Korczowa (POL)Les camionneurs ukrainiens bloqués en Pologne aux prises avec le froid
Depuis début novembre, les routiers ukrainiens sont bloqués par les Polonais, qui dénoncent une concurrence déloyale de leur part. Et leurs provisions s’épuisent.
Dans un parking à quelques kilomètres de Korczowa, dans le sud-est de la Pologne, dans l’un des postes-frontières avec l’Ukraine bloqués depuis un mois par des routiers polonais, des camionneurs ukrainiens déneigent leurs véhicules et discutent de leur sort en ramenant des courses d’un supermarché voisin.
Près de 100 camionneurs, principalement ukrainiens, sont bloqués par les Polonais qui dénoncent une concurrence «déloyale» de leur part. La nuit, les températures descendent jusqu’à -5 degrés Celsius. «Dieu merci, nous avons encore de l’eau, confie Yurii, un Ukrainien en route vers Kiev, bloqué à Korczowa depuis sept jours. Mais si les températures négatives se maintiennent, elle pourrait manquer.»
Début novembre, les propriétaires d’entreprises de transport polonaises ont décidé de bloquer les principaux points de passage vers l’Ukraine pour demander la restauration du système de permis européen pour les transporteurs ukrainiens. Le système avait été abandonné par l’UE au lendemain de l’invasion russe de l’Ukraine pour faciliter les échanges commerciaux avec ce pays en guerre.
«Nous ne sommes que des pièces sur un échiquier»
«Ici tout le monde vous dira plus ou moins la même chose: les politiciens ne trouvent pas de solution et nous ne sommes que des pièces sur un échiquier pour eux», déclare Roman, un camionneur bloqué à Korczowa. Âgé de 45 ans, cet Ukrainien est en charge de la liste d’attente improvisée par les camionneurs et destinée à fluidifier le passage.
Les transporteurs polonais ne laissent entrer en Ukraine que sept camions par heure et pour déterminer l’ordre de passage, les Ukrainiens ont créé un système de liste d’attente. «Ceux qui ont attendu le plus longtemps, à savoir 13-14 jours, sont déjà partis, déclare-t-il, ce sera bien plus rapide maintenant, alors que 50 à 60 camions passent chaque jour», explique Roman.
«On s’en sort comme on peut»
Igor, un camionneur de 68 ans originaire de Lviv, transportait des poissons congelés de Lituanie à Kiev avant d’être coincé à Korczowa il y a six jours. Dans la chaleur de la cabine de son camion, où de l’eau bout sur un réchaud à gaz, il ne peut étouffer un sentiment d’incertitude. «J’utilise mes provisions avec parcimonie, car nous ne savons pas vraiment combien je dois encore attendre», dit-il.
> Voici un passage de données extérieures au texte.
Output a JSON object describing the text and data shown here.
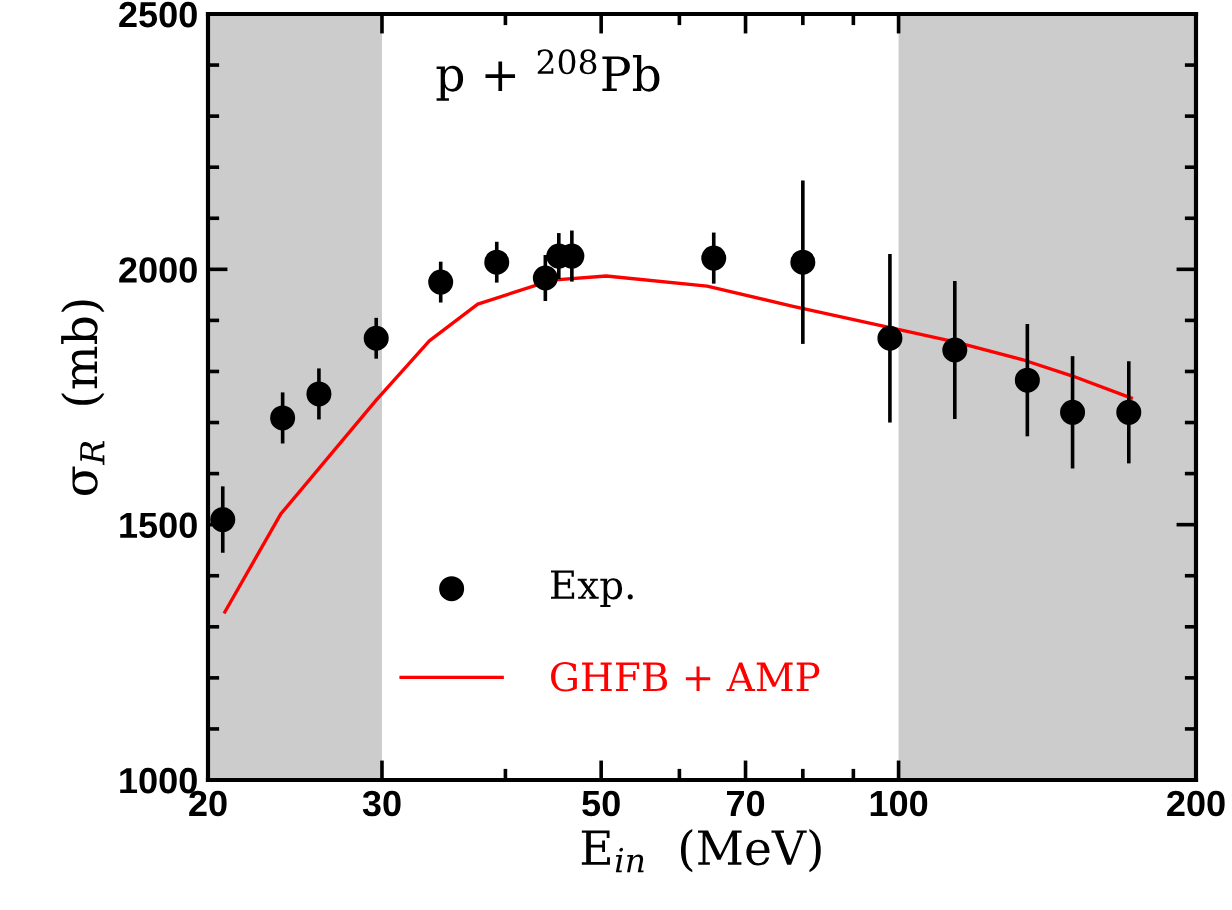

Une dizaine de camionneurs se sont regroupés autour d’un feu à l’entrée du parking où des bénévoles polonais sont venus apporter des repas chauds, du pain et des bouteilles d’eau. Les transporteurs reçoivent des bols de soupe, dont près de 5000 sont distribuées quotidiennement par l’organisation World Central Kitchen dans les postes-frontières bloqués en Pologne.
Serhii Vanat, un Ukrainien de 39 ans, est, lui, venu de Wroclaw, à 500 kilomètres à l’ouest de Korczowa, pour aider les camionneurs. «Je les aide à communiquer avec la police, à joindre les autorités locales, à apporter du bois de chauffage ou de l’eau», explique-t-il. «On s’en sort comme on peut (…) il n’y a pas de vraies toilettes, pas d’endroit pour prendre soin de son hygiène», ajoute-t-il craignant une baisse des températures et le manque d’argent.
Selon Serhii Vanat, le mouvement de protestation des routiers polonais nuit avant tout à l’effort de guerre ukrainien. «Les Polonais nous ont beaucoup aidés dans les premiers jours de la guerre, dit-il, Mais là? Je pense que c’est une forme de propagande russe.»